Safety assessment of drugs in pregnancy: An update of pharmacological models.

Abstract

Pregnant women are largely excluded from clinical drug trials due to ethical concerns, leading to a critical knowledge gap in medication safety during pregnancy. Indeed, over 90 % of approved drugs lack pharmacokinetic data in pregnant patients, and only two new therapies have been specifically developed for use in pregnancy in the past three decades. Traditional pharmacological models (animal studies and static 2D cell cultures) often fail to predict maternal-fetal drug transfer and toxicity due to interspecies differences and an inability to mimic the dynamic physiology of pregnancy-particularly the pivotal role of the placenta. Consequently, clinicians must frequently weigh maternal treatment needs against uncertain fetal risks.

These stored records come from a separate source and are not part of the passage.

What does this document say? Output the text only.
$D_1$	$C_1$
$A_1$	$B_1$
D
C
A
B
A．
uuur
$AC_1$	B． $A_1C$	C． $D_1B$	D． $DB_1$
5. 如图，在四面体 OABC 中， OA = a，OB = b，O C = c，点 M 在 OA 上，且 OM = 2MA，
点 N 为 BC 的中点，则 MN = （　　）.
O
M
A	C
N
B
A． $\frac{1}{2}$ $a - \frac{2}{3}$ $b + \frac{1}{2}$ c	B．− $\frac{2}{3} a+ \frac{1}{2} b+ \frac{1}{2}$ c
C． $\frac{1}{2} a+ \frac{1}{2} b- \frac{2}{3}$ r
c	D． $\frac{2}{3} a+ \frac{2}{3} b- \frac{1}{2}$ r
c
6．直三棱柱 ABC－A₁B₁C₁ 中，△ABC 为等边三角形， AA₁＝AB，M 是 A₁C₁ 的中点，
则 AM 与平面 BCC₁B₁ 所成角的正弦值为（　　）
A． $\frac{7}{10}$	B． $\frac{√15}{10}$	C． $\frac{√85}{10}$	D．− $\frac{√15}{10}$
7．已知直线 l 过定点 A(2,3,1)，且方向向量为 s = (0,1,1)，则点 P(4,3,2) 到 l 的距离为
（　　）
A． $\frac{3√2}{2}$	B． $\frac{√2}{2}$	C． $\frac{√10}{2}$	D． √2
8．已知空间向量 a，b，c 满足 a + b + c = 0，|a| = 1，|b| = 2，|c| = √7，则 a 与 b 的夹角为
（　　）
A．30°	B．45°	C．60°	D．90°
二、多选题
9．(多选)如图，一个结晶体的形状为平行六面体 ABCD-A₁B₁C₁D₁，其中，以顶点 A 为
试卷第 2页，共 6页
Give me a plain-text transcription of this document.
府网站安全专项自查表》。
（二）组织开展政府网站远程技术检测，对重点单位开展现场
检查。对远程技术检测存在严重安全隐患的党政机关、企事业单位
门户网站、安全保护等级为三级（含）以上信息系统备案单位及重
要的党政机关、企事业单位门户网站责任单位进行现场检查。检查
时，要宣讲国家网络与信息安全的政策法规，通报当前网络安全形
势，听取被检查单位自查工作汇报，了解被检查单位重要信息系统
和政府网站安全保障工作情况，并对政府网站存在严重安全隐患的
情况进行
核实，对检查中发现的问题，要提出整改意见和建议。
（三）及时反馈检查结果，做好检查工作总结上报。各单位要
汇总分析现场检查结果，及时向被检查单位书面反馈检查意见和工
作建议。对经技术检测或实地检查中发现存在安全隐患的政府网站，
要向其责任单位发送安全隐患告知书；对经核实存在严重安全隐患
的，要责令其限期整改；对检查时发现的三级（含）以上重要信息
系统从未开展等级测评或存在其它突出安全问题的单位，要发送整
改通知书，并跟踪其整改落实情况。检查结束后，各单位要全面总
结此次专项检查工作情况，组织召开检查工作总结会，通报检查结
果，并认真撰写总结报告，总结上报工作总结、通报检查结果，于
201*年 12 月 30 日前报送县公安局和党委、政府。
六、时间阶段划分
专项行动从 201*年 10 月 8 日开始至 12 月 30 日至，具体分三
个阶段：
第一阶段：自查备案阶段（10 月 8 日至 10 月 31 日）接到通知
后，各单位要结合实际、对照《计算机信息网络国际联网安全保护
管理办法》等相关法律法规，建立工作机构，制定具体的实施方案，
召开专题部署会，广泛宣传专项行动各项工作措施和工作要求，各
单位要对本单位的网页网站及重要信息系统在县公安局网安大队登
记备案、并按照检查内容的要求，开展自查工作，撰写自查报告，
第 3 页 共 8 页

Recent technological advances have begun to bridge these gaps: placental organoids and microfluidic placental-on-chip now serve as placental pharmacology platforms, and AI-based predictive models can integrate complex datasets to forecast drug disposition in pregnancy. This mini-review provides an updated overview of these emerging approaches for pregnancy drug safety assessment. It highlights how these innovative models recapitulate key aspects of placental structure and function, enabling more accurate evaluation of drug pharmacokinetics and toxicity at the maternal-fetal interface. Integrating advanced placental models with computational tools offers transformative potential for pregnancy pharmacotherapy. Future efforts should focus on combining experimental models with computational approaches to improve translational relevance. Standardized protocols, clinical biomarker validation, and ethical governance are essential to advance these technologies from experimental platforms to regulatory and clinical decision-making tools.